With winter on the horizon, its time to start thinking of things like ice, snow and sleet. Three things that can cause real danger to the casual pilot, and are best avoided. I had flown in to Monroe airport (EQY), just east of Charlotte, to be together with my wife for a weekend. As there was no hangar space available, I had to park the plane, a Cessna 340, next to a hangar outside in the cold. There was the possibility of some snow or ice, so I kept my fingers crossed. After spending a nice two days with my wife, it was time to fly back to Wilmington (ILM), just forty minutes away to the east. As there had been some precipitation, rain snow and even ice, I was concerned about what we would find. As it turned out, things were not good. There was a covering of light snow and ice over the entire plane.

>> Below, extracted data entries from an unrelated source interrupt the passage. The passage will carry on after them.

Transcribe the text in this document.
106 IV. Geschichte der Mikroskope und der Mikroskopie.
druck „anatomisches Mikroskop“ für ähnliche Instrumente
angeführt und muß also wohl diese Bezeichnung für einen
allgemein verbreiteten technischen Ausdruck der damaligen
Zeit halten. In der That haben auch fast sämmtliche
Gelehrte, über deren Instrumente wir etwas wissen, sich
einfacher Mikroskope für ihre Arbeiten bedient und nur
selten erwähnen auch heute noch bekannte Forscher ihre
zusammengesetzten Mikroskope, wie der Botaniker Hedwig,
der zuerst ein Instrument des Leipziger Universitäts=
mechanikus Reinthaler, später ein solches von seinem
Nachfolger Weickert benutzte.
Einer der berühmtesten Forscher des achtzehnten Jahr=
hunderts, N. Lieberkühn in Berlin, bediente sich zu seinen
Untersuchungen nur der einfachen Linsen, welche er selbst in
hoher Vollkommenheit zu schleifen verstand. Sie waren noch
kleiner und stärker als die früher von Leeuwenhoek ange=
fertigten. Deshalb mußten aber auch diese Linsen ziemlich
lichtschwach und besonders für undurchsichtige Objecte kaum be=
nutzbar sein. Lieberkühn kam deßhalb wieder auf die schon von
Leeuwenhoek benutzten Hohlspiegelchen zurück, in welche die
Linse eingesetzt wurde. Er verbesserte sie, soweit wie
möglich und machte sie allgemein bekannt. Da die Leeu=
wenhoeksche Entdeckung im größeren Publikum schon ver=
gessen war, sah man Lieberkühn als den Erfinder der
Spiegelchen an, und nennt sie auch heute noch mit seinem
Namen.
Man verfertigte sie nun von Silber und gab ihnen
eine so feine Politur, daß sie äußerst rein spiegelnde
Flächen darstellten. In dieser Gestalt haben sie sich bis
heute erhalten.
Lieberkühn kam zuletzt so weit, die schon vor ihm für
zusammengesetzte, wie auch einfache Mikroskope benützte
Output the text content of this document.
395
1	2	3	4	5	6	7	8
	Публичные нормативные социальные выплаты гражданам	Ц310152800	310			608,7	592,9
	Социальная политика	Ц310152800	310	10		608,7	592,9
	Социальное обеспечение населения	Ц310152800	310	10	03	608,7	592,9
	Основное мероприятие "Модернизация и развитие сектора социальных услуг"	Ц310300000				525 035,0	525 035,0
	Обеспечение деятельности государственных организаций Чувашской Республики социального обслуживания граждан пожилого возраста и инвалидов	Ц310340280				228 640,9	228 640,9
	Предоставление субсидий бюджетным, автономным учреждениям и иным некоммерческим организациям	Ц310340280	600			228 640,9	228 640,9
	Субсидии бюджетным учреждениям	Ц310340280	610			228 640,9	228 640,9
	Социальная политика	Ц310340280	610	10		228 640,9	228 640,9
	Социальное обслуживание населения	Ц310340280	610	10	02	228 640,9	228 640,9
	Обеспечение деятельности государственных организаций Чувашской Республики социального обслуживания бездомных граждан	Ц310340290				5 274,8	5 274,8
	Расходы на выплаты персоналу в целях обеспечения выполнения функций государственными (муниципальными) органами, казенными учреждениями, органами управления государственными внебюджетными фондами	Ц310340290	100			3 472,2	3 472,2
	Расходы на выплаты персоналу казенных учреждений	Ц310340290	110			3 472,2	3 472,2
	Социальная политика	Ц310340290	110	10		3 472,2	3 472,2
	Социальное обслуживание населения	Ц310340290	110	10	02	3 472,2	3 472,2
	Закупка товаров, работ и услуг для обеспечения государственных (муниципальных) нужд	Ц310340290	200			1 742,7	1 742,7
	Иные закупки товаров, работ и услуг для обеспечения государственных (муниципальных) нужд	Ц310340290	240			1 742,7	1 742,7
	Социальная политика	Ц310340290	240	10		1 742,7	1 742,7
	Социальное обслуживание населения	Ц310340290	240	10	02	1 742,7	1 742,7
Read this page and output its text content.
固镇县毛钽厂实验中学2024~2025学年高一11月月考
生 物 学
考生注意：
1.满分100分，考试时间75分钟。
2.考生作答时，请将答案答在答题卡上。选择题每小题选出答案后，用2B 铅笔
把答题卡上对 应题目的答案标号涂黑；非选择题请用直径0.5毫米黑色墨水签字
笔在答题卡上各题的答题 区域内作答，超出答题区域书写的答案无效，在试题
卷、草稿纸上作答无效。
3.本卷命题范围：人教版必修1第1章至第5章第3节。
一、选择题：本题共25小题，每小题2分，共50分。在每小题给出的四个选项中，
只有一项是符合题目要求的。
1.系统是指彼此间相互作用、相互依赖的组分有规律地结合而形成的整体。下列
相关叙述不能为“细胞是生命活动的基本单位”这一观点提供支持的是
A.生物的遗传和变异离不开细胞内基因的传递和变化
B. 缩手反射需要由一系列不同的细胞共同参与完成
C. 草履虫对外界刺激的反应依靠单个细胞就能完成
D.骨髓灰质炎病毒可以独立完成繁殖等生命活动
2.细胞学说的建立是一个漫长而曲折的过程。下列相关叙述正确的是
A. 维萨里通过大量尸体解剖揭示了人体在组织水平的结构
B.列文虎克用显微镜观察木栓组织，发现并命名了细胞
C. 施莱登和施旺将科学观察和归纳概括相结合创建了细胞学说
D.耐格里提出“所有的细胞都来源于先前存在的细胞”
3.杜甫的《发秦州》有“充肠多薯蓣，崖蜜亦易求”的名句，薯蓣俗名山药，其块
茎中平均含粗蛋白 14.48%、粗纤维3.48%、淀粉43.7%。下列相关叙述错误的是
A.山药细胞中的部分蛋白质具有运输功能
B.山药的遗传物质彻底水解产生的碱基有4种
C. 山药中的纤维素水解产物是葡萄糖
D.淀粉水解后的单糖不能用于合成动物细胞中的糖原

It was Sunday evening, so no help from the FBO, which was closed. My wife and I just started out getting off what we could. We were dressed warmly, and fortunately had gloves on. We sure needed them as the hand broom just dealt with the snow. The ice would have to gotten off by hand. This was accomplished by banging on the ice where ever it was reachable. The areas of most concern were the airfoils, particularly the leading edges. Amazingly most of the ice on the rounded portions of the wing and tail, did break off when struck by our gloved hands. The flat portions of the wing did not want to cooperate, and we didn’t want to dent them either. I believed that getting the front portions of the ice off would suffice. Props had electric deice strips so no worry there. The plane was not heavily loaded. Take off would be done with some excess airspeed to offer a bit of a cushion, in case lift was lost.
Before climbing into the plane, I hugged my wife and reassured her, that I would test things out before actually lifting off. This was done to avoid stalling the plane due to the presence of residual ice. Taxiing out to the runway, I had a good feeling, that all would be OK. After a brief run-up, with prop heat on, I applied full power, feet pressing hard on the brakes. Things felt normal and off I went. The plane accelerated normally, so I gently applied pulled on the control wheel. The nose started to lift and airspeed seemed about normal, so I continued the take off. Climb appeared normal, and I even saw some of the residual ice break off the wing. Good riddance. And that was that. I felt quite lucky about how things had turned out. On landing at Wilmington I phoned my wife, and was pleased to leave an ”arrived safely” message. The reason for the message, was that I got to Wilmington before my wife drove back to our home in Charlotte.
Icing shouldn’t be treated casually. Each plane can respond to icing in a specific manner. Differing airfoils, power plants etc. all contribute to unique handling characteristics. The best advice I can offer is to avoid ice if you can.